The present disclosure generally relates to remotely engageable and releasable suction cups, and more particularly, to active material based suction cups wherein an active material is configured to effect engagement/release of the suction cup upon activation thereof.
Suction cups are well known in the art and widely used to enable fixtures to be attached to smooth surfaces. A typical suction cup includes a concave pliable body that defines a cavity. When external pressure is applied to the suction cup and it is pressed against a surface, the deformation of the suction cup reduces the volume of the cavity and simultaneously forms a seal between the lip of the suction cup and the surface. Upon release of the pressure, the suction cup attempts to recover to its initial underformed state. In so doing, the volume of the internal cavity increases, thereby creating an at least partial vacuum in the cavity. The difference in pressure between the externally applied atmospheric pressure and the reduced pressure within the cavity results in a net pressure applied to the suction cup, which enables it to hold its position and also to support additional applied loads imposed on it.
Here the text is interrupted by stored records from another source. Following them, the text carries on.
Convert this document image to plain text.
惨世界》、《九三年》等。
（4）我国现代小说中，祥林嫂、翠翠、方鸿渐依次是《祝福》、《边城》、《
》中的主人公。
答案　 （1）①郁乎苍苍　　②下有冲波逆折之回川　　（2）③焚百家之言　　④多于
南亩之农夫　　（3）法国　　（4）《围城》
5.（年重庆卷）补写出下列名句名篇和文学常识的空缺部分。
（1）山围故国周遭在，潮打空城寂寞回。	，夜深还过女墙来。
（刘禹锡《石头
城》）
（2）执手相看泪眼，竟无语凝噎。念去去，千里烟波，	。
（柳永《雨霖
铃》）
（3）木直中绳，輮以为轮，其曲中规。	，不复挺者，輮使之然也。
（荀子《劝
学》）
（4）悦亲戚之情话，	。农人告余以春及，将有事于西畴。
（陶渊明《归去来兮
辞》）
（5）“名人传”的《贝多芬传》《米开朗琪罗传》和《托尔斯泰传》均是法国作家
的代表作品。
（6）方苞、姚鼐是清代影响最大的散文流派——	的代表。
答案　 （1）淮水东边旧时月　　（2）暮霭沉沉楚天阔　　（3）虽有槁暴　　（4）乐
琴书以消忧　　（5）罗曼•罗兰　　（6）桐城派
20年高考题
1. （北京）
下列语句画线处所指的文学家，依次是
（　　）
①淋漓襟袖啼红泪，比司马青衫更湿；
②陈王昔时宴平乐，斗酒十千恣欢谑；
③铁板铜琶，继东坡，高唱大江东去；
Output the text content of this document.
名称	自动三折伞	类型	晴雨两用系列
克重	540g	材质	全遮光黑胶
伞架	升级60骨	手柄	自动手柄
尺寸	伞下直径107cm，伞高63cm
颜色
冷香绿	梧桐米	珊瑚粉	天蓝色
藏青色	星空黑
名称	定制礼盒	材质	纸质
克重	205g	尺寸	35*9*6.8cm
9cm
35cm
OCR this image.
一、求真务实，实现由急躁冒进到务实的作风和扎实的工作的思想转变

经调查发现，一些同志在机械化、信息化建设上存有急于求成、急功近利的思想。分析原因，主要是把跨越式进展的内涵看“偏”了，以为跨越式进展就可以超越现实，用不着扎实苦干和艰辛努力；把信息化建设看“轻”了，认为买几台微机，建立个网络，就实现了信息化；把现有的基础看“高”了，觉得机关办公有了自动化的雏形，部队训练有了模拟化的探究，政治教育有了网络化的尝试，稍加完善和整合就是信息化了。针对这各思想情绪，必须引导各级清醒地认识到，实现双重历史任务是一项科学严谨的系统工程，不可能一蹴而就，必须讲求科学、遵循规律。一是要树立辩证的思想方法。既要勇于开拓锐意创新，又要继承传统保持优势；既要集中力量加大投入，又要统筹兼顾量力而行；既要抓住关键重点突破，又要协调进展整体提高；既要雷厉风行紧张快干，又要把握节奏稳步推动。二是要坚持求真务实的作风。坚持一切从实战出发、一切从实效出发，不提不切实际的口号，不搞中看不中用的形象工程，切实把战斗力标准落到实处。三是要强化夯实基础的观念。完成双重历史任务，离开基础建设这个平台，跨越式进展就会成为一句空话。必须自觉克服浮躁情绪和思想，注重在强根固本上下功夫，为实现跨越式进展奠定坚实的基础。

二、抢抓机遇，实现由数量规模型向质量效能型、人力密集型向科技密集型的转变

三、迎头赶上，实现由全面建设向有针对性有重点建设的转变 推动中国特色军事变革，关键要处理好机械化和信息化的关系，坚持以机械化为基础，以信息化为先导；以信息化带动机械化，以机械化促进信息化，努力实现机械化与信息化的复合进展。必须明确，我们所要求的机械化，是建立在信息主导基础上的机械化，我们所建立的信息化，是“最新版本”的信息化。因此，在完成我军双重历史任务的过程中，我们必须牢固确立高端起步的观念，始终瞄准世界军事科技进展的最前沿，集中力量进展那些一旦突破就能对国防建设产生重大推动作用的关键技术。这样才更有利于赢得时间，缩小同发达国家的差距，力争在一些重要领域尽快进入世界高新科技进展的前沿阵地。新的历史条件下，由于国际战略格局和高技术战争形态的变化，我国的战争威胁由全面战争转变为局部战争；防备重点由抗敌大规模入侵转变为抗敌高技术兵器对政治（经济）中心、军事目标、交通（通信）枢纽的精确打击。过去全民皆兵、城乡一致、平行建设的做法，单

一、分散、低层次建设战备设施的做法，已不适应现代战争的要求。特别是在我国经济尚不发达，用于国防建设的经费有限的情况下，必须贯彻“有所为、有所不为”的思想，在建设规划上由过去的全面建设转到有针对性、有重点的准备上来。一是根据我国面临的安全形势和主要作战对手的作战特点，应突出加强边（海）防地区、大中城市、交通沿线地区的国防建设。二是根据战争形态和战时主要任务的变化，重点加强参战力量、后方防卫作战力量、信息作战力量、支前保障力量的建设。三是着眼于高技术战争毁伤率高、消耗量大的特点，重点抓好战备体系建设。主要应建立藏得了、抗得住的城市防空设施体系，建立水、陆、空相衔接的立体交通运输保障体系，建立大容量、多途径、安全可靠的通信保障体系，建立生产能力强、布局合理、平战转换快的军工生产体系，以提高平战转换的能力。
Suction cups are versatile and do not leave holes or residue on the original surface after their removal, unlike conventional wall nails, adhesive fasteners, and the like.
Prior art suction cups generally require manual removal of the partial to full vacuum, i.e., a compromise of the seal integrity, to selectively remove the suction cup from its attached surface. It would be desirable to have a suction cup that can be remotely engaged and disengaged.